Par Jean-Michel Zakhartchouk
Je viens de lire les réponses des principaux candidats à l’élection présidentielle au questionnaire envoyé par le Forum permanent pour l’éducation artistique ; elles sont fort instructives et contredisent fortement l’idée qu’il y aurait le même vide dans les programmes des candidats concernant l’éducation artistique et culturelle(1).
Je suis depuis longtemps convaincu que l’enseignant doit avoir plus que jamais un rôle de « passeur culturel » et que la formation à la culture, entendue comme véritable appropriation par les élèves, est un des « fondamentaux » du socle commun pour lequel je milite également, notamment au sein du CRAP-Cahiers pédagogiques.

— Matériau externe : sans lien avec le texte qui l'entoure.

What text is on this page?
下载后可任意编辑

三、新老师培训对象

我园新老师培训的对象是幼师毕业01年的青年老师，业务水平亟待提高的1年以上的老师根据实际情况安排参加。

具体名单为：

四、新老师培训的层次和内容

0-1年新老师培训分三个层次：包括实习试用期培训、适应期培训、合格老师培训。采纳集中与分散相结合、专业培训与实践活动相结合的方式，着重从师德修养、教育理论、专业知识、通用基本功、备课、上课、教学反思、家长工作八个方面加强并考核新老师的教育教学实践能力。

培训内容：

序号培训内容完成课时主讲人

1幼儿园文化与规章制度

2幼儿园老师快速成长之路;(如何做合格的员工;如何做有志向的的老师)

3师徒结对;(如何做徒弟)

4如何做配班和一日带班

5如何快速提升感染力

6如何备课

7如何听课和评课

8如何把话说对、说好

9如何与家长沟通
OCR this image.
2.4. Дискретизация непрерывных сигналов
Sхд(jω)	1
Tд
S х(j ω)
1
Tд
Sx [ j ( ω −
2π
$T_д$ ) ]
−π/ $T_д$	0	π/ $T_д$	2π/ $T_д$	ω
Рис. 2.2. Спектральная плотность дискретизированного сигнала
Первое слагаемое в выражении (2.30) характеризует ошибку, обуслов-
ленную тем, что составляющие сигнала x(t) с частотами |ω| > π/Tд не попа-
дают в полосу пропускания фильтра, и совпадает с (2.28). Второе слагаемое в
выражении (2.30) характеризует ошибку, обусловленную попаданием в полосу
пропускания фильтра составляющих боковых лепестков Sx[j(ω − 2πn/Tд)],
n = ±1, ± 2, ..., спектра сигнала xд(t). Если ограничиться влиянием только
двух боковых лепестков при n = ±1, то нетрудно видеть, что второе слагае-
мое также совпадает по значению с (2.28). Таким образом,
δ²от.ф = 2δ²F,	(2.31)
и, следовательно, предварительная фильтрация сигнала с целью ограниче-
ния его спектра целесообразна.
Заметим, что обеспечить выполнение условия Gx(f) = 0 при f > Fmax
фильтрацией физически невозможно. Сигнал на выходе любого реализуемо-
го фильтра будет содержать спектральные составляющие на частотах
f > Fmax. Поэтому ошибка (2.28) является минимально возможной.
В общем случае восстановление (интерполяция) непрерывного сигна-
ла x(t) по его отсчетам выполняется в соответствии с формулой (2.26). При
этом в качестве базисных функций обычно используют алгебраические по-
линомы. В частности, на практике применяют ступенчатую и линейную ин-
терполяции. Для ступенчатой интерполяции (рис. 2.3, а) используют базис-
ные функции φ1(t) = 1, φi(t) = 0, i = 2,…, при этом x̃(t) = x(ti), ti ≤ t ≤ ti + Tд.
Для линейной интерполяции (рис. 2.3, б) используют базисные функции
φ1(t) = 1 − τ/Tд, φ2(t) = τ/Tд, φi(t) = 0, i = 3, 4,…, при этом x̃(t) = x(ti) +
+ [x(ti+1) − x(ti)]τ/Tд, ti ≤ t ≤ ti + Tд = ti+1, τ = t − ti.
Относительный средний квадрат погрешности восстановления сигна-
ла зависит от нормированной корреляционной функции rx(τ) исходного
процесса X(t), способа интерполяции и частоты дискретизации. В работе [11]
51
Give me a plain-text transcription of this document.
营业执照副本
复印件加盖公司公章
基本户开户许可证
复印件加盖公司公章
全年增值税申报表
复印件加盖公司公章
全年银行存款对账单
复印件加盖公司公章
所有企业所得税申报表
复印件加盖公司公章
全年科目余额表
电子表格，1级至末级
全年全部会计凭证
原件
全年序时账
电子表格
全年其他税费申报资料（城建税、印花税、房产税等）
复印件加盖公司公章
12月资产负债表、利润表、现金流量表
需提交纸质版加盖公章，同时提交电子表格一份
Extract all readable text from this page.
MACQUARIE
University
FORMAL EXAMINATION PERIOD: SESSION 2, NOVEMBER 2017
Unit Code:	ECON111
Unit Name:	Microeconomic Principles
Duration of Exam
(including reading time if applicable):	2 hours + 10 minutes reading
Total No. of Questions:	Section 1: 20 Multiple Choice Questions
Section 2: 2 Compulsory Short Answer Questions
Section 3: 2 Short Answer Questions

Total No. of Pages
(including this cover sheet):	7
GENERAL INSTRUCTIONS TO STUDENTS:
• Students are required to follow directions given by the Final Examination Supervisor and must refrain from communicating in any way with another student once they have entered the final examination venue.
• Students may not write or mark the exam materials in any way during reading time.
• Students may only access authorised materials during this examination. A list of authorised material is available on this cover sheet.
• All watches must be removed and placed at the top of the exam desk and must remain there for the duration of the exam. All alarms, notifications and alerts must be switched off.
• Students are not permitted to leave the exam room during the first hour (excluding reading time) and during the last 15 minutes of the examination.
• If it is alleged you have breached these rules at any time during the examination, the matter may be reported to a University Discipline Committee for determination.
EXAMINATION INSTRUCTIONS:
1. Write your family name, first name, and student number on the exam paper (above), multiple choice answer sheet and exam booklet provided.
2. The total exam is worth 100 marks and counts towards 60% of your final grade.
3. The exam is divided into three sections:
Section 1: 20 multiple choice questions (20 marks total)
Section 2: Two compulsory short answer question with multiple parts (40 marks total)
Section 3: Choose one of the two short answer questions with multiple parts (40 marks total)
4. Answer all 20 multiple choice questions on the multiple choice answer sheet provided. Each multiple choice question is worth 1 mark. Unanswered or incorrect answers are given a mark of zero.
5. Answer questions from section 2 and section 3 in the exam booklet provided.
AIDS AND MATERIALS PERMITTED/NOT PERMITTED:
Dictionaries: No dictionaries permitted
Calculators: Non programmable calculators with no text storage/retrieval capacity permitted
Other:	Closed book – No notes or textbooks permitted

Or, si on lit les déclarations des trois candidats ayant des chances d’être élu, on trouve une nette différence entre celles d’une part de Ségolène Royal et François Bayrou et celle de Nicolas Sarkozy. Je voudrais ici livrer des citations significatives et proposer quelques commentaires.
On remarquera d’abord la longueur de la réponse des deux premiers, et l’évocation de mesures concrètes, plus ou moins solides, plus ou moins discutables, mais assez précises comparées à la brièveté et à une certaine désinvolture de la réponse du candidat de l’UMP.
Mais sur le fond, on ne peut que se féliciter de voir Bayrou et Royal mettre en avant l’idée que l’éducation artistique et culturelle est bel et bien essentielle. J’apprécie la phrase de Ségolène Royal : « Plus on centrera les activités de la classe ou de l’accompagnement scolaire sur des fondamentaux instrumentaux, plus on laissera aux élèves qui n’ont que l’école pour s’acculturer, perdre pied ; et seuls pourront enrichir leurs connaissances ceux qui, grâce à leur milieu familial ou leur lieu d’habitat, fréquentent les musées et les salles » et plus loin ses suggestions de relancer les TPE et les travaux croisés (les IDD faut-il traduire ?) ou encore de consacrer du temps aux activités artistiques « parfois à la place des études dirigées, du soutien ou de l’aide aux devoirs ». Enfin une rupture avec l’accent excessif mis sur le « soutien » dans nombre de déclarations antérieures !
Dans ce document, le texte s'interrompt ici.